A flash of recognition in her face—or what’s visible. A flash of recognition in the lines around her mouth and the skin on her forehead.
“Oh, hey,” she says, “it’s you.”

Another couple days later and I have drug counseling again. I drive past her smoking in her plastic chair. I am dismayed to see she obviously recognizes me, because I planned to turn around at the end of the street and drive up the other way. I don’t know why I didn’t think this would be a problem beforehand. It is awkward and embarrassing, for some reason, her watching me the whole time. I slow down, stop in front of her—it feels like it would be weird not to. I roll down the passenger seat window a bit.
“Driving into the city,” I shout, impromptu of nothing, like the statement is impressive in itself.
She walks up to the car with a swagger, a cigarette dangling from one hand, the sunglasses hanging from the end of her nose. It scares me a little. She leans in.
“You seem fucked up,” she says. She smells like booze. “I like people who seem fucked up. All of my good friends seem very fucked up, and most are, in fact—very fucked up.”
“Cool,” I say. I am hunkered in the front seat of my aunt’s sedan like a clown in a clown car. She is smoking fervently, a hand on the window where it meets the car door—hanging off, barely gripping the sharp half-rolled down window.
“I’m having a little party here tonight—hey—you should come. A bunch of people…” She trails off. She pulls on her cigarette. A little smoke gets in my car.

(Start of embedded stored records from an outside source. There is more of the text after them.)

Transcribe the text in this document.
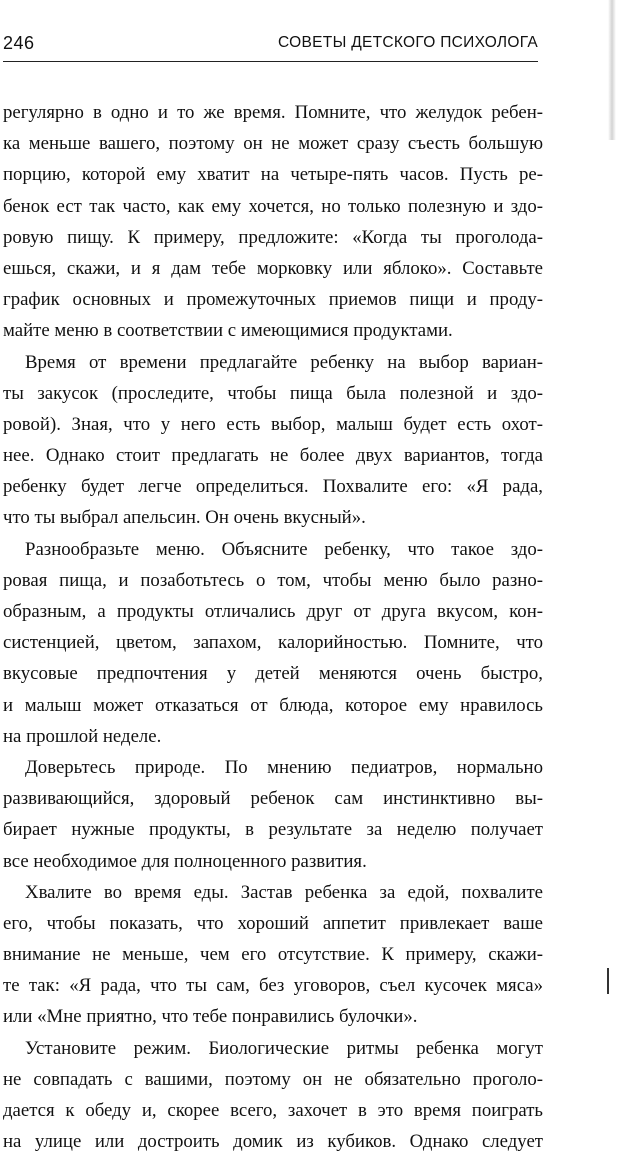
246	СОВЕТЫ ДЕТСКОГО ПСИХОЛОГА
регулярно в одно и то же время. Помните, что желудок ребен-
ка меньше вашего, поэтому он не может сразу съесть большую
порцию, которой ему хватит на четыре-пять часов. Пусть ре-
бенок ест так часто, как ему хочется, но только полезную и здо-
ровую пищу. К примеру, предложите: «Когда ты проголода-
ешься, скажи, и я дам тебе морковку или яблоко». Составьте
график основных и промежуточных приемов пищи и проду-
майте меню в соответствии с имеющимися продуктами.
Время от времени предлагайте ребенку на выбор вариан-
ты закусок (проследите, чтобы пища была полезной и здо-
ровой). Зная, что у него есть выбор, малыш будет есть охот-
нее. Однако стоит предлагать не более двух вариантов, тогда
ребенку будет легче определиться. Похвалите его: «Я рада,
что ты выбрал апельсин. Он очень вкусный».
Разнообразьте меню. Объясните ребенку, что такое здо-
ровая пища, и позаботьтесь о том, чтобы меню было разно-
образным, а продукты отличались друг от друга вкусом, кон-
систенцией, цветом, запахом, калорийностью. Помните, что
вкусовые предпочтения у детей меняются очень быстро,
и малыш может отказаться от блюда, которое ему нравилось
на прошлой неделе.
Доверьтесь природе. По мнению педиатров, нормально
развивающийся, здоровый ребенок сам инстинктивно вы-
бирает нужные продукты, в результате за неделю получает
все необходимое для полноценного развития.
Хвалите во время еды. Застав ребенка за едой, похвалите
его, чтобы показать, что хороший аппетит привлекает ваше
внимание не меньше, чем его отсутствие. К примеру, скажи-
те так: «Я рада, что ты сам, без уговоров, съел кусочек мяса»
или «Мне приятно, что тебе понравились булочки».
Установите режим. Биологические ритмы ребенка могут
не совпадать с вашими, поэтому он не обязательно проголо-
дается к обеду и, скорее всего, захочет в это время поиграть
на улице или достроить домик из кубиков. Однако следует
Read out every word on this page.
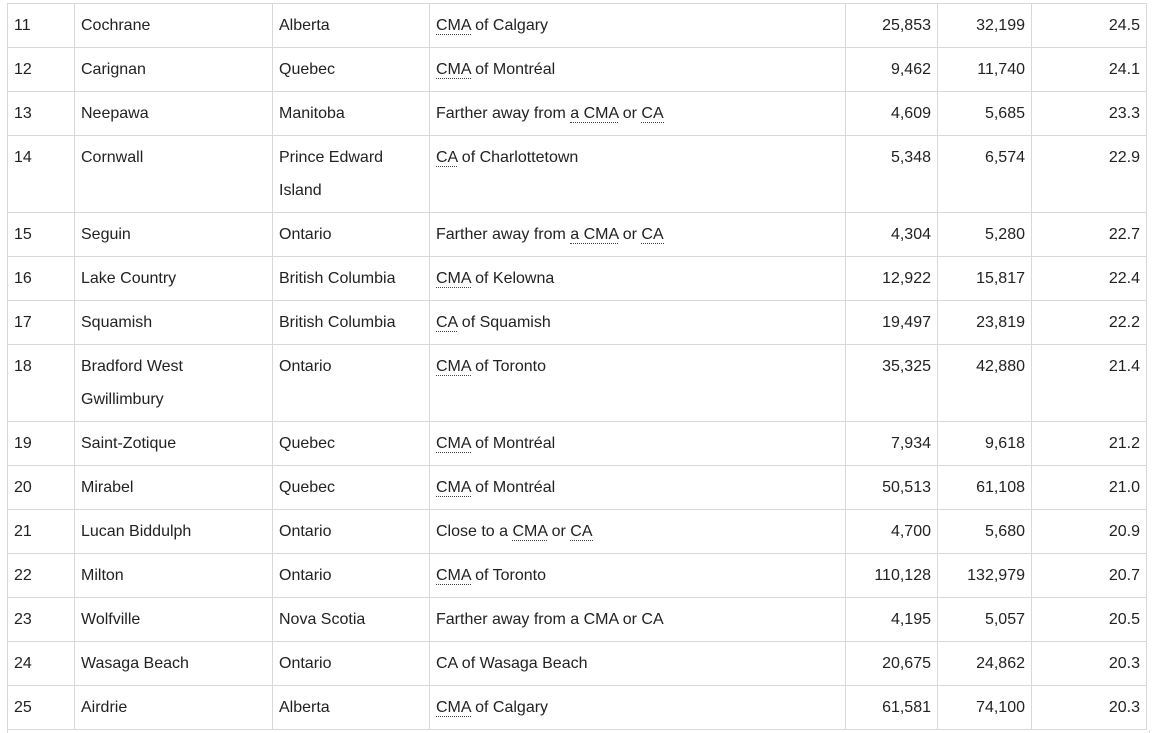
11	Cochrane	Alberta	CMA of Calgary	25,853	32,199	24.5
12	Carignan	Quebec	CMA of Montréal	9,462	11,740	24.1
13	Neepawa	Manitoba	Farther away from a CMA or CA	4,609	5,685	23.3
14	Cornwall	Prince Edward Island	CA of Charlottetown	5,348	6,574	22.9
15	Seguin	Ontario	Farther away from a CMA or CA	4,304	5,280	22.7
16	Lake Country	British Columbia	CMA of Kelowna	12,922	15,817	22.4
17	Squamish	British Columbia	CA of Squamish	19,497	23,819	22.2
18	Bradford West Gwillimbury	Ontario	CMA of Toronto	35,325	42,880	21.4
19	Saint-Zotique	Quebec	CMA of Montréal	7,934	9,618	21.2
20	Mirabel	Quebec	CMA of Montréal	50,513	61,108	21.0
21	Lucan Biddulph	Ontario	Close to a CMA or CA	4,700	5,680	20.9
22	Milton	Ontario	CMA of Toronto	110,128	132,979	20.7
23	Wolfville	Nova Scotia	Farther away from a CMA or CA	4,195	5,057	20.5
24	Wasaga Beach	Ontario	CA of Wasaga Beach	20,675	24,862	20.3
25	Airdrie	Alberta	CMA of Calgary	61,581	74,100	20.3
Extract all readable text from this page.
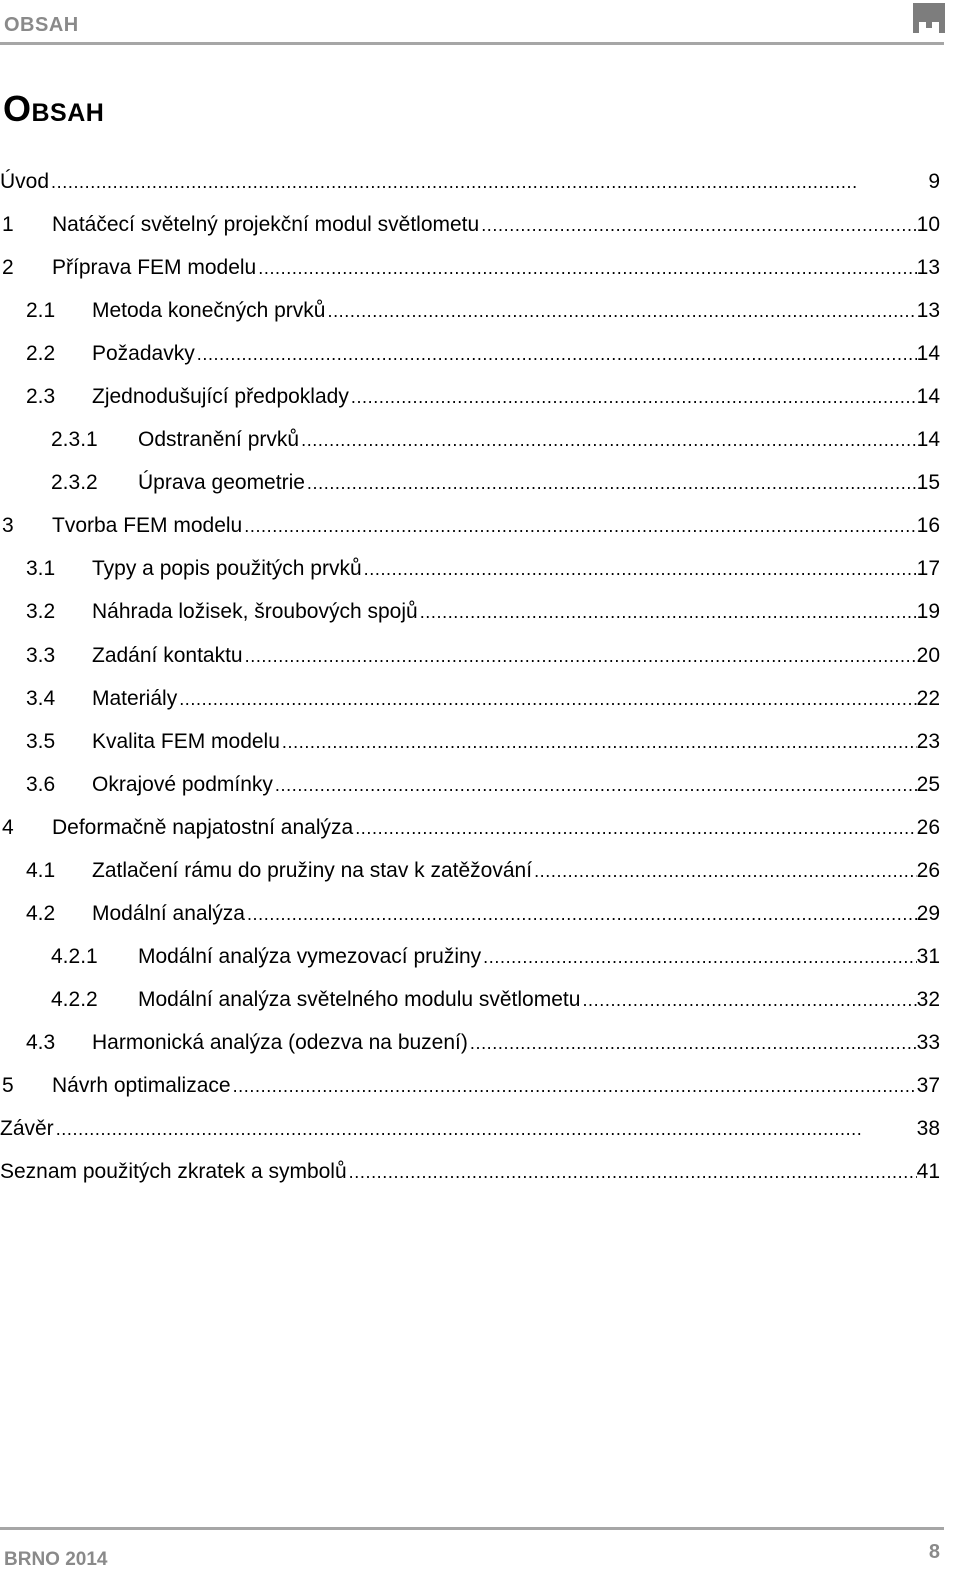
OBSAH
Obsah
Úvod . . .	9
1	Natáčecí světelný projekční modul světlometu . . .	10
2	Příprava FEM modelu . . .	13
2.1	Metoda konečných prvků . . .	13
2.2	Požadavky . . .	14
2.3	Zjednodušující předpoklady . . .	14
2.3.1	Odstranění prvků . . .	14
2.3.2	Úprava geometrie . . .	15
3	Tvorba FEM modelu . . .	16
3.1	Typy a popis použitých prvků . . .	17
3.2	Náhrada ložisek, šroubových spojů . . .	19
3.3	Zadání kontaktu . . .	20
3.4	Materiály . . .	22
3.5	Kvalita FEM modelu . . .	23
3.6	Okrajové podmínky . . .	25
4	Deformačně napjatostní analýza . . .	26
4.1	Zatlačení rámu do pružiny na stav k zatěžování . . .	26
4.2	Modální analýza . . .	29
4.2.1	Modální analýza vymezovací pružiny . . .	31
4.2.2	Modální analýza světelného modulu světlometu . . .	32
4.3	Harmonická analýza (odezva na buzení) . . .	33
5	Návrh optimalizace . . .	37
Závěr . . .	38
Seznam použitých zkratek a symbolů . . .	41
BRNO 2014	8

At drug counseling all I can think of is meeting up with her later. I am excited and horrified. I have little hope that it will go well. I play out nightmare scenarios in my head while actively pointing my face at whoever is talking.
“I want to know what he thinks,” an older man says.
“Who, him?” the group moderator asks, motioning his body towards me. Someone has just finished speaking and people are giving their reactions.
“Yeah,” the man says, “he always just sits there.” Even though his head is turned towards me, one severe lazy eye makes it difficult to tell if he is looking at anything at all.
“I want to see if he’s actually listening or just sitting there.”
“Uh, yeah, it’s like, what he was saying was,” I begin, my eyes set halfway up the blue polo shirt of the man sitting a few feet in front of me in the cramped oval formation we are all, 15-or-so of us, sitting in, in this tiny office room, “you can’t expect people to know what you’re feeling if you don’t talk about it. People can’t read minds. Like, you can’t hold people so accountable for not picking up on stuff that you never clearly expressed to them.”
“Wow, he is listening.”
“Ha, I told you he’s listening,” the moderator says, “doesn’t talk but he’s listening.”
The discussion moves on.
I am terrified of meeting her—and her friends, but I know that I’m going. It’s like if I don’t try to socialize now then when will I?